There let my way appear,Steps into heaven,All that Thou sendest meIn mercy given. . . .

They sang more in rebelliousness than in piety; they sang because it was something to do. And merely in having found something to do they had confounded the claim that they were helpless. They had found themselves, and this accounted for the extraordinary force and volume of their voices. Coverly stripped off his wristwatch and dropped his wallet into the basket. Then the thief, with his black-gloved hands, lifted the briefcase out of Coverly’s lap. Coverly let out a groan of dismay and might have grabbed at the case had not Burner and the old lady turned on him faces so contorted with horror that he fell back into his seat. When the thief had robbed the last of them, he turned back to the bulkhead, staggering a little against the motion of the plane—a disadvantage that made his figure seem familiar and harmless. They sang:

Then with my waking thoughts,Bright with Thy praise,Out of my stormy griefs,Altars I’ll raise. . . .

“Thank you for your cooperation,” said the public-address system. “We will make an unscheduled landing in West Franklin in about eleven minutes. Please fasten your seat belts and observe the no-smoking signal.”

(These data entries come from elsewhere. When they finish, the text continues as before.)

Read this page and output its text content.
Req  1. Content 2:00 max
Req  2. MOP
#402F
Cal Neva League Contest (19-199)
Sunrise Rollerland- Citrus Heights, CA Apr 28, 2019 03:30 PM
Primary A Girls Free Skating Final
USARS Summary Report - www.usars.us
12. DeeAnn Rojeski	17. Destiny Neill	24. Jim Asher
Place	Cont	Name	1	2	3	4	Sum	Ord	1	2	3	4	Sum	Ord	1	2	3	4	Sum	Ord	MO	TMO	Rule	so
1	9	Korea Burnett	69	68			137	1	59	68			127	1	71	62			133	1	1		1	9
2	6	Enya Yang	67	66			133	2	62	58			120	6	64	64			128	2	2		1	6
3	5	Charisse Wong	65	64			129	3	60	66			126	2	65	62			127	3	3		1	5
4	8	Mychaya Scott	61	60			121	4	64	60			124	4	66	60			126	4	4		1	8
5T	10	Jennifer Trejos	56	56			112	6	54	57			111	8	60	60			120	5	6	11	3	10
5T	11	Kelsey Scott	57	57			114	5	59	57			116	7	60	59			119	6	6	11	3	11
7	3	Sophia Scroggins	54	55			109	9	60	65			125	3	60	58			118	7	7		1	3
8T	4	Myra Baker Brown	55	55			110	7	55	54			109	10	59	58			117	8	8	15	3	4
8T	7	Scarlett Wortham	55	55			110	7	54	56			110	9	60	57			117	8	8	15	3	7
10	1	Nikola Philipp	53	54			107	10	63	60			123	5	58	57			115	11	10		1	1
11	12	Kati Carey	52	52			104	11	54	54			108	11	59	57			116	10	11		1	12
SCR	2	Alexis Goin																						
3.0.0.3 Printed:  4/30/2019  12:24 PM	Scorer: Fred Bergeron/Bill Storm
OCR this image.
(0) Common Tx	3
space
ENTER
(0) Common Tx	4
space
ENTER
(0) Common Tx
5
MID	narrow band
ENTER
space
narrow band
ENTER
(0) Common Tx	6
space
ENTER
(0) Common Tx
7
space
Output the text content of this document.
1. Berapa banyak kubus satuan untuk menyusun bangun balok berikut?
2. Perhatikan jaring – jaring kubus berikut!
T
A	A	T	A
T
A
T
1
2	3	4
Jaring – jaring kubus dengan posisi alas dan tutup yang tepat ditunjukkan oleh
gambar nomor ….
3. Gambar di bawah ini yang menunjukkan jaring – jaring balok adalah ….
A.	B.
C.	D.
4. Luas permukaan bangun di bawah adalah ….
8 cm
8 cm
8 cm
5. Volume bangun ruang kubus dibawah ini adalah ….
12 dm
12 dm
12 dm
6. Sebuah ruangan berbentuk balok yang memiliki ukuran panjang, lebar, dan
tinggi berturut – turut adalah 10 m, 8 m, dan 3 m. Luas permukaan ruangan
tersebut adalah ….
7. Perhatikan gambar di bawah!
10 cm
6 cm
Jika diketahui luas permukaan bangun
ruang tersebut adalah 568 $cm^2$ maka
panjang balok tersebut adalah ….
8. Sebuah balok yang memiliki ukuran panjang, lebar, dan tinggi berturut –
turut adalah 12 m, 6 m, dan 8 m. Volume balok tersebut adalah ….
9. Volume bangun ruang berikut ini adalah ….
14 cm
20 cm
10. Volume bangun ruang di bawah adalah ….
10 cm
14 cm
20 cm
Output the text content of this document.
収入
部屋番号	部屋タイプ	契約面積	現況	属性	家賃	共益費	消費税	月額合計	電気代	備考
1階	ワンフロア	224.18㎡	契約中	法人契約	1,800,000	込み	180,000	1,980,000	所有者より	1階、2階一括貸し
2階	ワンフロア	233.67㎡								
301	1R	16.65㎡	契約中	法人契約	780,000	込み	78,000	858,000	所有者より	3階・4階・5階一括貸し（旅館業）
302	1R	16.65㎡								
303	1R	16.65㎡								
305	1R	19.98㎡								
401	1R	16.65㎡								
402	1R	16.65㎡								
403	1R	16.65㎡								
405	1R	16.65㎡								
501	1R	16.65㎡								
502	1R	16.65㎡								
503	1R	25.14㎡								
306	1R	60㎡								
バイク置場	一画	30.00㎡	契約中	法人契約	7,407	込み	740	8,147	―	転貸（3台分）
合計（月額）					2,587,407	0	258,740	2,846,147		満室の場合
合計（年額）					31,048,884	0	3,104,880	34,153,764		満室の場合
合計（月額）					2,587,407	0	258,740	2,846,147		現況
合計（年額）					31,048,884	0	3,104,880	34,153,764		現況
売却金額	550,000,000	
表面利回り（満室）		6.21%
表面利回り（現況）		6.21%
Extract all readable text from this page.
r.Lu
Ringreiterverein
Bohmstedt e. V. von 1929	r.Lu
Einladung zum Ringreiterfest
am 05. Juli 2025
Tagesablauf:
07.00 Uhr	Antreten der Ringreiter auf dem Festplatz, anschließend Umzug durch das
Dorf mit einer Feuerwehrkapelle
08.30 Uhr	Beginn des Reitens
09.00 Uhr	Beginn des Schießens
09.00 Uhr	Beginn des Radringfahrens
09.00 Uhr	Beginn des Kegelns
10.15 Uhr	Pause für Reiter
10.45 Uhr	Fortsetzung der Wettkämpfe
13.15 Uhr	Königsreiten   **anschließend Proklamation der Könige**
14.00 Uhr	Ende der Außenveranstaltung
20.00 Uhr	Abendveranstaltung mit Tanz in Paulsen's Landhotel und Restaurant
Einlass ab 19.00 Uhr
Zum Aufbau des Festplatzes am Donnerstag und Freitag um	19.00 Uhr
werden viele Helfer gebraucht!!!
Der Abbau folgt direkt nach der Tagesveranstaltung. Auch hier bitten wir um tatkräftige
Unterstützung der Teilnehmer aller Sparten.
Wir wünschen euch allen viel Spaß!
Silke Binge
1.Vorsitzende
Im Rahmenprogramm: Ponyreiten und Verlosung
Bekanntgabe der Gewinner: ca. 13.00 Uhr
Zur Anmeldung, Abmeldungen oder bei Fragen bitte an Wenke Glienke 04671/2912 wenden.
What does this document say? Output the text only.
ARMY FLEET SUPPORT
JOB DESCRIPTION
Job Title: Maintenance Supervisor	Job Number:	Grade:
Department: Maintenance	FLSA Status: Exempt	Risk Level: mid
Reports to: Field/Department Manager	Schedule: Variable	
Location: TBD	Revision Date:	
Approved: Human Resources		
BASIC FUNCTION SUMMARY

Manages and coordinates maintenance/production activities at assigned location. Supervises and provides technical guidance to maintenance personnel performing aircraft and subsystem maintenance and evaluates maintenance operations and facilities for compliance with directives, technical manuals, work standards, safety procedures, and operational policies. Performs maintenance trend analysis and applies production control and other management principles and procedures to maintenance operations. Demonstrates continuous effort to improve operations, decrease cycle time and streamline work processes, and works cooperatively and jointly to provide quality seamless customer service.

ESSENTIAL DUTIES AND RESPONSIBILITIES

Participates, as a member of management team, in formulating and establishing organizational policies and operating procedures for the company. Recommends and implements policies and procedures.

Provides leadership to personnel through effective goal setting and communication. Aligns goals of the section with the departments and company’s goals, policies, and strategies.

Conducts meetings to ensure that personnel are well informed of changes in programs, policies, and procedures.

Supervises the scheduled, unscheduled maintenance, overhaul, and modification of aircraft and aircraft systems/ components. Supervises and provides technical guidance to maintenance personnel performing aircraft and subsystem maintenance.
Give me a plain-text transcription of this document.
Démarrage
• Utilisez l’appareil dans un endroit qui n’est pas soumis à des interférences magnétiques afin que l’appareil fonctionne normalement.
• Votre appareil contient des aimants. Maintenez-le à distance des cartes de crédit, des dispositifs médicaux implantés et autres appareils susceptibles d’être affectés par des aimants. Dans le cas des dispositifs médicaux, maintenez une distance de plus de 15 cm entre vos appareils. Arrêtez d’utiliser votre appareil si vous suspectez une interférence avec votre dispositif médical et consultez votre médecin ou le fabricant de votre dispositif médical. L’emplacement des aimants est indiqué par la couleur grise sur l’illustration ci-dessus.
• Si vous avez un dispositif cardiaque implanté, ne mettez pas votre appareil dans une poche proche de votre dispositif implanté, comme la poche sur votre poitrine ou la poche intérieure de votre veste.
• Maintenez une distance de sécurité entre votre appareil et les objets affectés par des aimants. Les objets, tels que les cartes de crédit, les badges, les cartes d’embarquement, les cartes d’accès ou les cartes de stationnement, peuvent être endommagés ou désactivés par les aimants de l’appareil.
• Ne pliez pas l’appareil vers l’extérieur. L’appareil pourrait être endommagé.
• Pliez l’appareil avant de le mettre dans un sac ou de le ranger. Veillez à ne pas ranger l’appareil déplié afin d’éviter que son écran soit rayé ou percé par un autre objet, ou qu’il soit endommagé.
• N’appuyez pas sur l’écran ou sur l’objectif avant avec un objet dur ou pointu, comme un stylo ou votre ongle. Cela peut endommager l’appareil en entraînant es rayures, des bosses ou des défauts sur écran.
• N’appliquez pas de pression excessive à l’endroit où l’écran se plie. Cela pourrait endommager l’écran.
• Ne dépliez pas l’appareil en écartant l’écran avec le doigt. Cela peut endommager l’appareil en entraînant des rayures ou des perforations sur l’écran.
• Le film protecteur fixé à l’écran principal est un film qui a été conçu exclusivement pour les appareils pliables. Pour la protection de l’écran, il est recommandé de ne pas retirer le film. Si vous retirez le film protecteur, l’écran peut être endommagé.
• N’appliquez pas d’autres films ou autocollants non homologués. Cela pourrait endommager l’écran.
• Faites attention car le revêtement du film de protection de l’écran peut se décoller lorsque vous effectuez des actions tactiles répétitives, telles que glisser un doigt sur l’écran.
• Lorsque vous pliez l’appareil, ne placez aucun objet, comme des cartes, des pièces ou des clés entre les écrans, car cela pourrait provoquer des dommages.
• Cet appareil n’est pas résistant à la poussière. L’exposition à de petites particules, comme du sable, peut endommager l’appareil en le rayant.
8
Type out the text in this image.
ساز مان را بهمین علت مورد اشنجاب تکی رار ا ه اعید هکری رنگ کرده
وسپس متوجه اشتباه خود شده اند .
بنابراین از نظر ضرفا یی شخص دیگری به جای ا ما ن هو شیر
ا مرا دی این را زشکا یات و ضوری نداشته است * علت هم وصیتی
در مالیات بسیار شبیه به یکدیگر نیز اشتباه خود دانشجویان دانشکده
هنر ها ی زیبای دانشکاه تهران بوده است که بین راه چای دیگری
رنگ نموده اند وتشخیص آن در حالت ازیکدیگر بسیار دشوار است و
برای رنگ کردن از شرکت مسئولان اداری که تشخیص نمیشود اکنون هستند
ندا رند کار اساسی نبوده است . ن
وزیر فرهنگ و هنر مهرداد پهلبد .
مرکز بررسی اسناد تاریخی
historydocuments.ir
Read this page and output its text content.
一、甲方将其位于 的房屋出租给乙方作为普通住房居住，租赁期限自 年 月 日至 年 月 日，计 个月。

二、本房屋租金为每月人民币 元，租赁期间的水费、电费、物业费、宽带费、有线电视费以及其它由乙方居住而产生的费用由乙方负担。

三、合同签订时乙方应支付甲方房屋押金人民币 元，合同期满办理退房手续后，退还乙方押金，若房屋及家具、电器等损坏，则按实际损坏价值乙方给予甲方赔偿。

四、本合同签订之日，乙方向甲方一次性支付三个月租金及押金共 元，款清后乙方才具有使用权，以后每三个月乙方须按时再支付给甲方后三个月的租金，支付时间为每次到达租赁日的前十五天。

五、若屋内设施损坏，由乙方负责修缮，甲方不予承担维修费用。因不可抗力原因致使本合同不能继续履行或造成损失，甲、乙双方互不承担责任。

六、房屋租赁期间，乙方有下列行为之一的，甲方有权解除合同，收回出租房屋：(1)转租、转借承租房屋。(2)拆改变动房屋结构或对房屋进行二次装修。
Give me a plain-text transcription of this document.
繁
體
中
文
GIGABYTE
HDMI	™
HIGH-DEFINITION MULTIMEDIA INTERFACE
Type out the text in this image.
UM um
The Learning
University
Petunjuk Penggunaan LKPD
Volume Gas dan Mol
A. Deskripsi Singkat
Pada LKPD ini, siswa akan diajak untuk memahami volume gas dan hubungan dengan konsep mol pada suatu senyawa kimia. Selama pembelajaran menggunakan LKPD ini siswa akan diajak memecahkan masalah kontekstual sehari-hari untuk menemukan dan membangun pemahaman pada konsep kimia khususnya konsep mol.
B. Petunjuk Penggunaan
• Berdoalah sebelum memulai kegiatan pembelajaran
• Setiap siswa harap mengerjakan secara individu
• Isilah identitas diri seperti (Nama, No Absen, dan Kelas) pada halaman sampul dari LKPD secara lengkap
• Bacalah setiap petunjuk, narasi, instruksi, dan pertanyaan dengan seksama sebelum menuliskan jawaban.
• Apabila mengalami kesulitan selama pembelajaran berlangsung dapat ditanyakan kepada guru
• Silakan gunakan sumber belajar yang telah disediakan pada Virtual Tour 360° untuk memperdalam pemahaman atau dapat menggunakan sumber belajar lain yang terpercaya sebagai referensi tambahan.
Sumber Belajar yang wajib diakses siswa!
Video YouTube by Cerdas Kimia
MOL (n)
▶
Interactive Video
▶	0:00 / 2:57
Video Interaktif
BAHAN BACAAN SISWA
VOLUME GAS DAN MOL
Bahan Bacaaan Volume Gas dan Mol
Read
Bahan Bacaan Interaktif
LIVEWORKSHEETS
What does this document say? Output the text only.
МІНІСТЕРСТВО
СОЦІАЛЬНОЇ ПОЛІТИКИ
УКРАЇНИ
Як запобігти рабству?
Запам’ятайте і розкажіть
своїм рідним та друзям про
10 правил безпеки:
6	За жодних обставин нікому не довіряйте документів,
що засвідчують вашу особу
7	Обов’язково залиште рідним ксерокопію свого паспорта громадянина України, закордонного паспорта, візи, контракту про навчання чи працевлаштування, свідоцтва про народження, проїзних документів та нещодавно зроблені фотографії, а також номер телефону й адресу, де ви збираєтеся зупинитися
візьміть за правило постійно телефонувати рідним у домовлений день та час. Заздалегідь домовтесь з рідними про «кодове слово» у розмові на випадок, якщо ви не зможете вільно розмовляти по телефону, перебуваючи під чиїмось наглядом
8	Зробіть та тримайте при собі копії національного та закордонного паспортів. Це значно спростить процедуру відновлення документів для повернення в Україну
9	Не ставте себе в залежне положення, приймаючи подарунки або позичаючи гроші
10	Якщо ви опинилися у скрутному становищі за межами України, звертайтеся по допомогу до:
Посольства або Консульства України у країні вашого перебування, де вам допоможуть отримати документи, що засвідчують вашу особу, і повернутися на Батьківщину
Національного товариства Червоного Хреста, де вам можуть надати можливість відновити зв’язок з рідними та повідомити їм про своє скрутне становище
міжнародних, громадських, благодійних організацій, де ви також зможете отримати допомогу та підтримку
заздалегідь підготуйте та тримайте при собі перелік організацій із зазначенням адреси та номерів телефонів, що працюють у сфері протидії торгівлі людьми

The clouds outside the ports began to lighten, to turn from gray to white, and then they sailed free into the blue sky of late afternoon. The old lady dried her tears and smiled. To lessen the pain of his confusion Coverly suddenly concluded that the briefcase had contained an electric toothbrush and a pair of silk pajamas. Joe Burner made the sign of the cross. The plane was losing altitude rapidly, and then below them they could see the roofs of a city that seemed like the handiwork of a marvelously humble people going about useful tasks and raising their children in goodness and charity. The moment when they ceased to be airborne passed with a thump and a roar of the reverse jets, and out of the ports they could see that international wilderness that hedges airstrips. Scrub grass and weeds, a vegetable slum, struggled in the sandy bottom soil that formed the banks of an oily creek. Someone shouted, “There they go!” Two passengers opened the bulkhead. There were confused voices, and when someone asked for information, the complexity of human relationships so swiftly re-established itself that those who knew what was going on pridefully refused to communicate with those who didn’t and the first man into the forward cabin spoke to them with condescension. “If you’ll quiet down for a minute,” said he, “I’ll tell you what we know. We’ve released the crew and the captain has made radio contact with the police. The thieves got away. That’s all I can tell you now.”